Symptoms, signs, clinical manifestations, clinical features: cough and sputum production (in chronic bronchitis), dyspnea (in emphysema); decreased intensity of breath sounds; prolonged expiration on physical examination; airflow limitation on pulmonary function testing that is not fully reversible and most often progressive; shortness of breath; dyspnea that tends to get gradually worse during milder, everyday activities such as housework, dyspnea that occurs during rest and is constantly present.
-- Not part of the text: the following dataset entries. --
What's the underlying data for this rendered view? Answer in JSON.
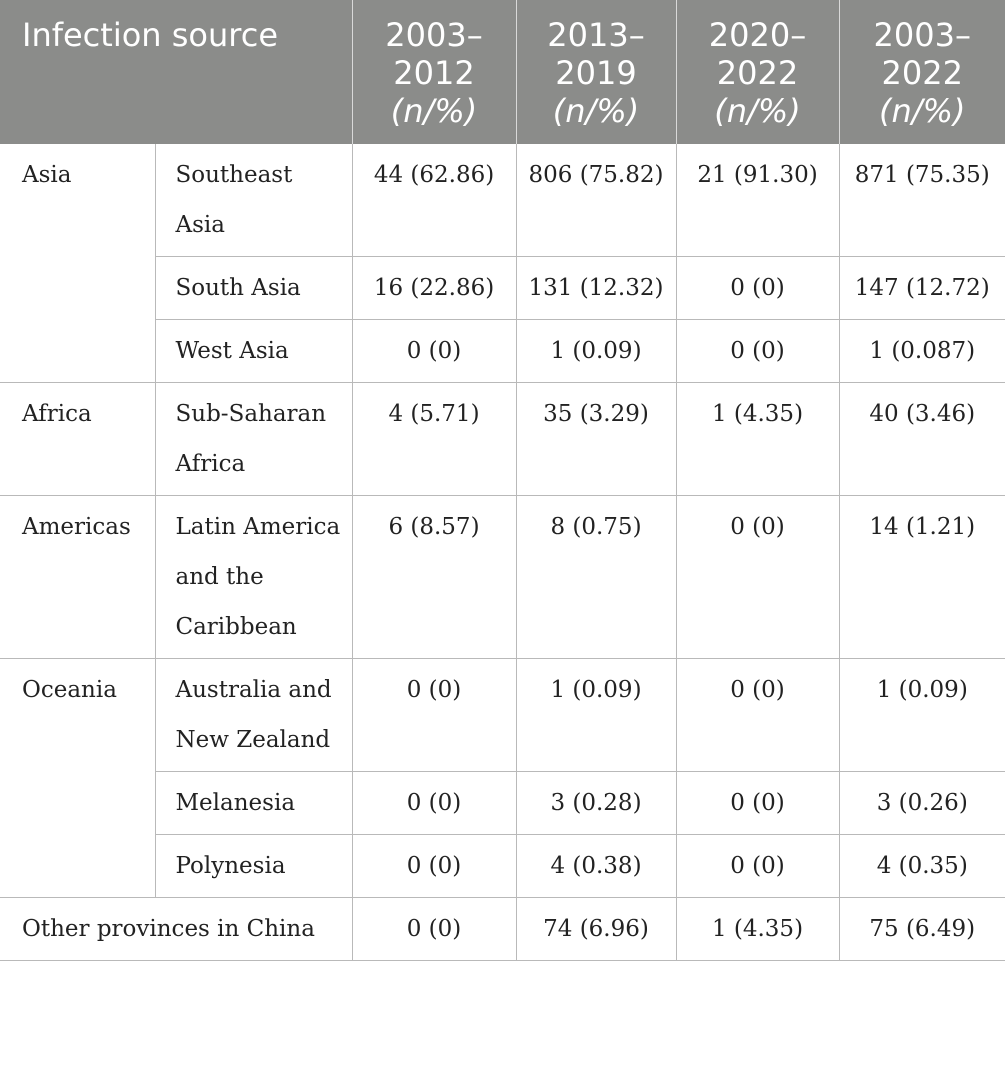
{
  "header": {
    "source_label": "Infection source",
    "periods": [
      {
        "years": "2003–2012",
        "unit": "(n/%)"
      },
      {
        "years": "2013–2019",
        "unit": "(n/%)"
      },
      {
        "years": "2020–2022",
        "unit": "(n/%)"
      },
      {
        "years": "2003–2022",
        "unit": "(n/%)"
      }
    ]
  },
  "rows": {
    "asia": {
      "region": "Asia",
      "southeast": {
        "sub": "Southeast Asia",
        "v": [
          "44 (62.86)",
          "806 (75.82)",
          "21 (91.30)",
          "871 (75.35)"
        ]
      },
      "south": {
        "sub": "South Asia",
        "v": [
          "16 (22.86)",
          "131 (12.32)",
          "0 (0)",
          "147 (12.72)"
        ]
      },
      "west": {
        "sub": "West Asia",
        "v": [
          "0 (0)",
          "1 (0.09)",
          "0 (0)",
          "1 (0.087)"
        ]
      }
    },
    "africa": {
      "region": "Africa",
      "subsaharan": {
        "sub": "Sub-Saharan Africa",
        "v": [
          "4 (5.71)",
          "35 (3.29)",
          "1 (4.35)",
          "40 (3.46)"
        ]
      }
    },
    "americas": {
      "region": "Americas",
      "latin": {
        "sub": "Latin America and the Caribbean",
        "v": [
          "6 (8.57)",
          "8 (0.75)",
          "0 (0)",
          "14 (1.21)"
        ]
      }
    },
    "oceania": {
      "region": "Oceania",
      "aus": {
        "sub": "Australia and New Zealand",
        "v": [
          "0 (0)",
          "1 (0.09)",
          "0 (0)",
          "1 (0.09)"
        ]
      },
      "melanesia": {
        "sub": "Melanesia",
        "v": [
          "0 (0)",
          "3 (0.28)",
          "0 (0)",
          "3 (0.26)"
        ]
      },
      "polynesia": {
        "sub": "Polynesia",
        "v": [
          "0 (0)",
          "4 (0.38)",
          "0 (0)",
          "4 (0.35)"
        ]
      }
    },
    "other": {
      "label": "Other provinces in China",
      "v": [
        "0 (0)",
        "74 (6.96)",
        "1 (4.35)",
        "75 (6.49)"
      ]
    }
  }
}
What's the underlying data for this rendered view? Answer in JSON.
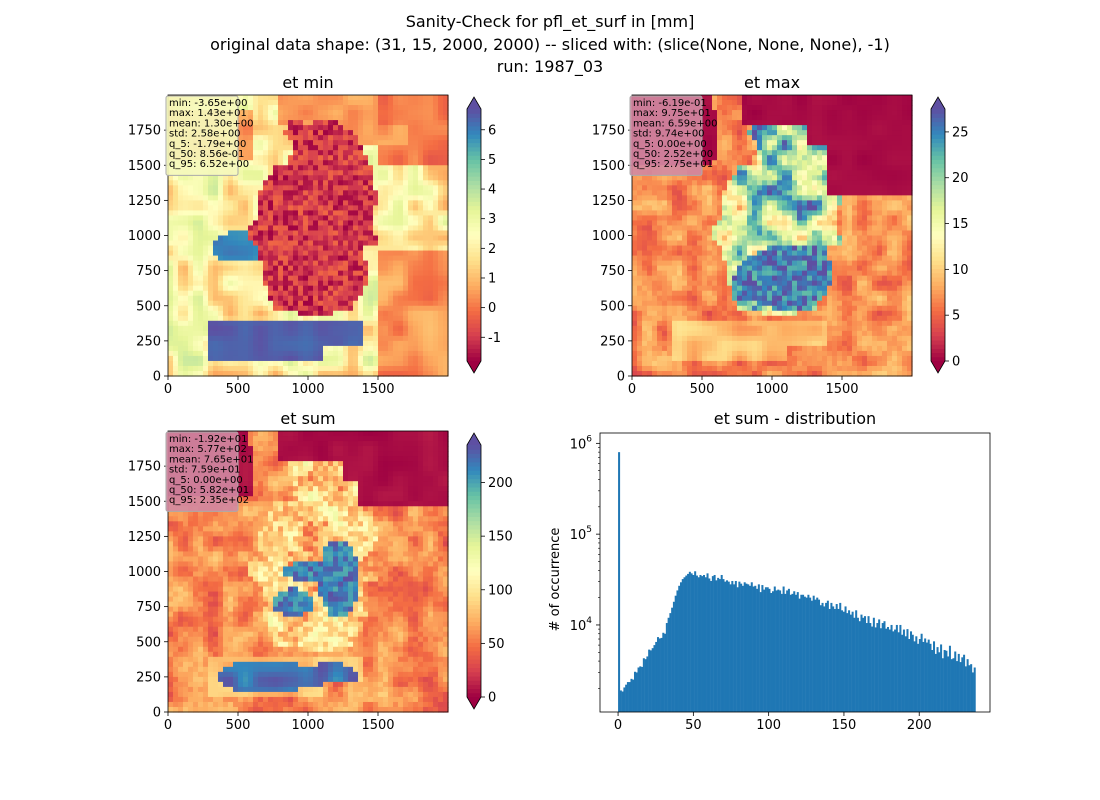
{
  "figure": {
    "title_lines": [
      "Sanity-Check for pfl_et_surf in [mm]",
      "original data shape: (31, 15, 2000, 2000) -- sliced with: (slice(None, None, None), -1)",
      "run: 1987_03"
    ]
  },
  "chart_data": [
    {
      "type": "heatmap",
      "title": "et min",
      "xlim": [
        0,
        2000
      ],
      "ylim": [
        0,
        2000
      ],
      "xticks": [
        0,
        500,
        1000,
        1500
      ],
      "yticks": [
        0,
        250,
        500,
        750,
        1000,
        1250,
        1500,
        1750
      ],
      "colormap": "Spectral",
      "colorbar": {
        "range": [
          -1.8,
          6.7
        ],
        "ticks": [
          -1,
          0,
          1,
          2,
          3,
          4,
          5,
          6
        ],
        "extend": "both"
      },
      "stats_box": {
        "lines": [
          "min: -3.65e+00",
          "max: 1.43e+01",
          "mean: 1.30e+00",
          "std: 2.58e+00",
          "q_5: -1.79e+00",
          "q_50: 8.56e-01",
          "q_95: 6.52e+00"
        ],
        "background": "#f5f8bc"
      }
    },
    {
      "type": "heatmap",
      "title": "et max",
      "xlim": [
        0,
        2000
      ],
      "ylim": [
        0,
        2000
      ],
      "xticks": [
        0,
        500,
        1000,
        1500
      ],
      "yticks": [
        0,
        250,
        500,
        750,
        1000,
        1250,
        1500,
        1750
      ],
      "colormap": "Spectral",
      "colorbar": {
        "range": [
          0,
          27.5
        ],
        "ticks": [
          0,
          5,
          10,
          15,
          20,
          25
        ],
        "extend": "both"
      },
      "stats_box": {
        "lines": [
          "min: -6.19e-01",
          "max: 9.75e+01",
          "mean: 6.59e+00",
          "std: 9.74e+00",
          "q_5: 0.00e+00",
          "q_50: 2.52e+00",
          "q_95: 2.75e+01"
        ],
        "background": "#d18aa2"
      }
    },
    {
      "type": "heatmap",
      "title": "et sum",
      "xlim": [
        0,
        2000
      ],
      "ylim": [
        0,
        2000
      ],
      "xticks": [
        0,
        500,
        1000,
        1500
      ],
      "yticks": [
        0,
        250,
        500,
        750,
        1000,
        1250,
        1500,
        1750
      ],
      "colormap": "Spectral",
      "colorbar": {
        "range": [
          0,
          235
        ],
        "ticks": [
          0,
          50,
          100,
          150,
          200
        ],
        "extend": "both"
      },
      "stats_box": {
        "lines": [
          "min: -1.92e+01",
          "max: 5.77e+02",
          "mean: 7.65e+01",
          "std: 7.59e+01",
          "q_5: 0.00e+00",
          "q_50: 5.82e+01",
          "q_95: 2.35e+02"
        ],
        "background": "#d18aa2"
      }
    },
    {
      "type": "bar",
      "title": "et sum - distribution",
      "xlabel": "",
      "ylabel": "# of occurrence",
      "xlim": [
        -12,
        247
      ],
      "ylim": [
        1100,
        1300000
      ],
      "yscale": "log",
      "xticks": [
        0,
        50,
        100,
        150,
        200
      ],
      "yticks": [
        {
          "value": 10000,
          "base": "10",
          "exp": "4"
        },
        {
          "value": 100000,
          "base": "10",
          "exp": "5"
        },
        {
          "value": 1000000,
          "base": "10",
          "exp": "6"
        }
      ],
      "bar_color": "#1f77b4",
      "bins": {
        "start": 0,
        "width": 1.175,
        "values": [
          800000,
          1900,
          1850,
          2050,
          2200,
          2350,
          2350,
          2550,
          2500,
          3050,
          3000,
          3400,
          3500,
          3450,
          4300,
          4200,
          4500,
          5350,
          5250,
          5550,
          6000,
          6500,
          7350,
          7100,
          7200,
          8200,
          8000,
          10500,
          12000,
          13500,
          15500,
          18000,
          21000,
          24000,
          27000,
          29500,
          32000,
          33500,
          35000,
          36500,
          38500,
          37000,
          35500,
          39000,
          35000,
          33500,
          35500,
          34500,
          35500,
          33500,
          37000,
          32500,
          30500,
          34500,
          35500,
          31000,
          33000,
          32000,
          35500,
          32000,
          30000,
          31000,
          30000,
          28000,
          30500,
          28000,
          30500,
          26000,
          30000,
          28500,
          27000,
          29500,
          28500,
          28000,
          27000,
          29500,
          26500,
          27000,
          25000,
          28000,
          23000,
          27500,
          24500,
          26000,
          26000,
          25000,
          22500,
          23500,
          26500,
          24000,
          24500,
          24000,
          22000,
          26500,
          22000,
          24000,
          25000,
          21500,
          22000,
          23500,
          21500,
          23000,
          19500,
          21500,
          21500,
          20500,
          20000,
          21500,
          20000,
          18500,
          21000,
          19000,
          20000,
          19000,
          16500,
          17500,
          16000,
          17500,
          18500,
          15000,
          17500,
          16000,
          15000,
          17000,
          15000,
          17500,
          14500,
          14000,
          16000,
          13500,
          14500,
          13000,
          14000,
          12000,
          14500,
          12000,
          11000,
          13000,
          12000,
          12500,
          10500,
          12500,
          10500,
          9600,
          12000,
          9400,
          10500,
          11500,
          9200,
          10500,
          11000,
          9100,
          9500,
          8900,
          10000,
          8500,
          8900,
          10000,
          8300,
          10000,
          7800,
          8900,
          7500,
          9000,
          7000,
          8500,
          7800,
          6600,
          7500,
          6200,
          7000,
          8000,
          6500,
          7100,
          6400,
          6900,
          6200,
          5300,
          6600,
          4800,
          5700,
          5000,
          6100,
          4300,
          5300,
          5200,
          4500,
          5900,
          4200,
          4300,
          5100,
          4000,
          4800,
          3900,
          4400,
          4700,
          3500,
          4200,
          3600,
          3700,
          3000,
          3400
        ]
      }
    }
  ]
}
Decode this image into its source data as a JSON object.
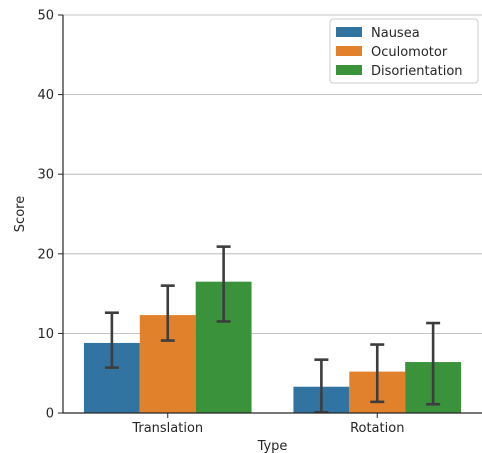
{
  "chart_data": {
    "type": "bar",
    "xlabel": "Type",
    "ylabel": "Score",
    "categories": [
      "Translation",
      "Rotation"
    ],
    "ylim": [
      0,
      50
    ],
    "yticks": [
      0,
      10,
      20,
      30,
      40,
      50
    ],
    "grid": "horizontal",
    "legend_position": "top-right",
    "series": [
      {
        "name": "Nausea",
        "color": "#3274a1",
        "values": [
          8.8,
          3.3
        ],
        "err_low": [
          5.7,
          0.1
        ],
        "err_high": [
          12.6,
          6.7
        ]
      },
      {
        "name": "Oculomotor",
        "color": "#e1812c",
        "values": [
          12.3,
          5.2
        ],
        "err_low": [
          9.1,
          1.4
        ],
        "err_high": [
          16.0,
          8.6
        ]
      },
      {
        "name": "Disorientation",
        "color": "#3a923a",
        "values": [
          16.5,
          6.4
        ],
        "err_low": [
          11.5,
          1.1
        ],
        "err_high": [
          20.9,
          11.3
        ]
      }
    ]
  }
}
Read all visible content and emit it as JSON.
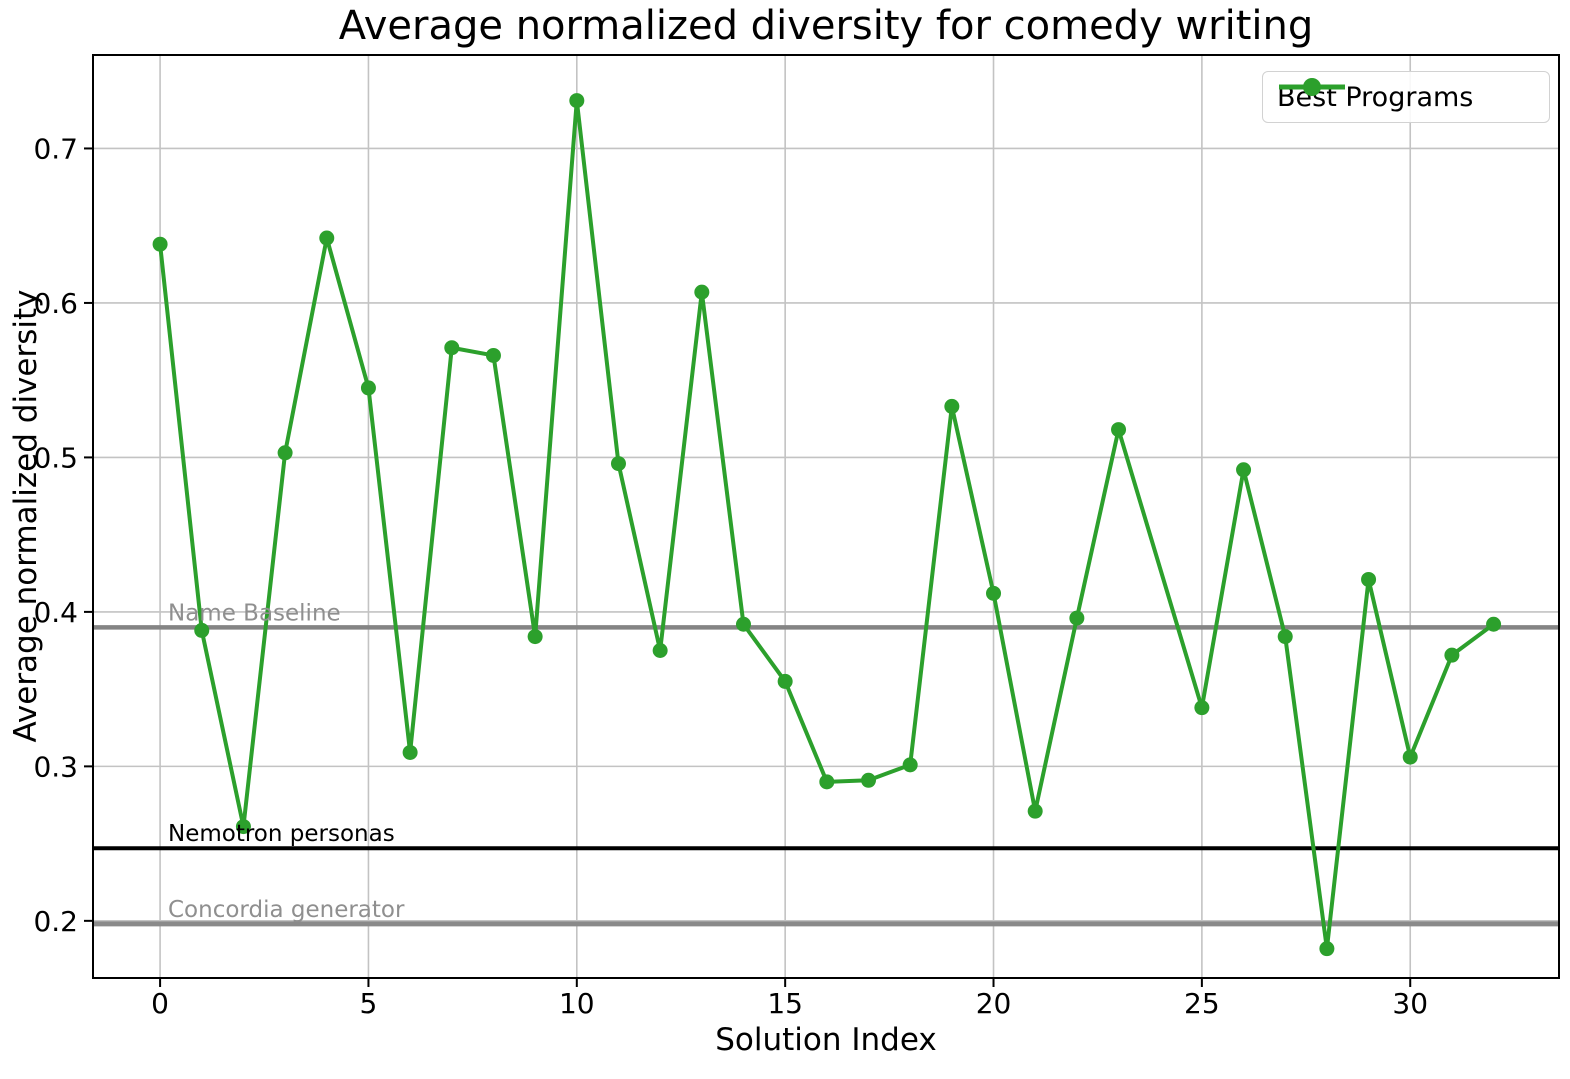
{
  "chart_data": {
    "type": "line",
    "title": "Average normalized diversity for comedy writing",
    "xlabel": "Solution Index",
    "ylabel": "Average normalized diversity",
    "grid": true,
    "legend_position": "upper right",
    "xlim": [
      -1.61,
      33.57
    ],
    "ylim": [
      0.163,
      0.7605
    ],
    "xticks": [
      0,
      5,
      10,
      15,
      20,
      25,
      30
    ],
    "yticks": [
      0.2,
      0.3,
      0.4,
      0.5,
      0.6,
      0.7
    ],
    "series": [
      {
        "name": "Best Programs",
        "color": "#2ca02c",
        "marker": "circle",
        "x": [
          0,
          1,
          2,
          3,
          4,
          5,
          6,
          7,
          8,
          9,
          10,
          11,
          12,
          13,
          14,
          15,
          16,
          17,
          18,
          19,
          20,
          21,
          22,
          23,
          25,
          26,
          27,
          28,
          29,
          30,
          31,
          32
        ],
        "y": [
          0.638,
          0.388,
          0.261,
          0.503,
          0.642,
          0.545,
          0.309,
          0.571,
          0.566,
          0.384,
          0.731,
          0.496,
          0.375,
          0.607,
          0.392,
          0.355,
          0.29,
          0.291,
          0.301,
          0.533,
          0.412,
          0.271,
          0.396,
          0.518,
          0.338,
          0.492,
          0.384,
          0.182,
          0.421,
          0.306,
          0.372,
          0.392
        ]
      }
    ],
    "baselines": [
      {
        "label": "Name Baseline",
        "value": 0.39,
        "color": "#848484",
        "label_color": "#8f8f8f",
        "line_width": 4.5
      },
      {
        "label": "Nemotron personas",
        "value": 0.247,
        "color": "#000000",
        "label_color": "#000000",
        "line_width": 4
      },
      {
        "label": "Concordia generator",
        "value": 0.198,
        "color": "#8a8a8a",
        "label_color": "#8f8f8f",
        "line_width": 5
      }
    ]
  },
  "style": {
    "background": "#ffffff",
    "grid_color": "#c3c3c3",
    "spine_color": "#000000",
    "tick_label_color": "#000000",
    "series_green": "#2ca02c"
  }
}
Other symptoms of COPD: persistent cough; sputum or mucus production; wheezing; chest tightness, and tiredness; respiratory failure in advanced (very severe) COPD, cyanosis, a bluish discoloration of the lips caused by a lack of oxygen in the blood; headaches; drowsiness or twitching; peripheral edema, seen as swelling of the ankles; tachypnea, a rapid breathing rate; wheezing sounds or crackles in the lungs heard through a stethoscope; breathing out taking a longer time than breathing in; enlargement of the chest, particularly the front-to-back distance (hyperaeration); active use of muscles in the neck to help with breathing; breathing through pursed lips, etc.

Evaluation (diagnosis): History: a personal medical history, a medication history, a family history, a smoking history, a history of exposure to risk factors for the disease such as regular tobacco smoking. a social history, an occupational history, an environmental history, etc.

Physical examination: observation, percussion, palpation, and auscultation.

Instrumental evaluation: spirometry, X-ray of the chest, complete pulmonary function tests, a high-resolution computed tomography scan of the chest, blood samples taken from an artery, blood samples taken from a vein, etc.

Management: no cure for COPD; however, COPD is both a preventable and treatable disease.

The major current directions of COPD management: to assess and monitor the disease, to reduce the risk factors, to manage stable COPD, to prevent and treat acute exacerbations and manage comorbidity; smoking cessation and supplemental oxygen.

Risk factor reduction: smoking cessation, the role of anti-smoking health: education of workers and management about the risks, promoting smoking cessation, surveillance of workers for early signs of COPD, the use of personal dust monitors, the use of respirators and dust control, improving ventilation, using water sprays, using mining techniques that minimize dust generation; pollution reduction efforts which should lead to health gains for people with COPD; bronchodilators; β 2 agonists, anticholinergics that cause airway smooth muscles to relax; corticosteroids that act to reduce the inflammation in the airways; other medications: theophylline; supplemental oxygen; pulmonary rehabilitation: a program of exercise, disease management and counseling to benefit the individual; nutrition: weight control; surgery in selected cases: bullectomy, surgical removal of a bulla, lung volume reduction surgery, lung transplantation for severe COPD, particularly in younger individuals.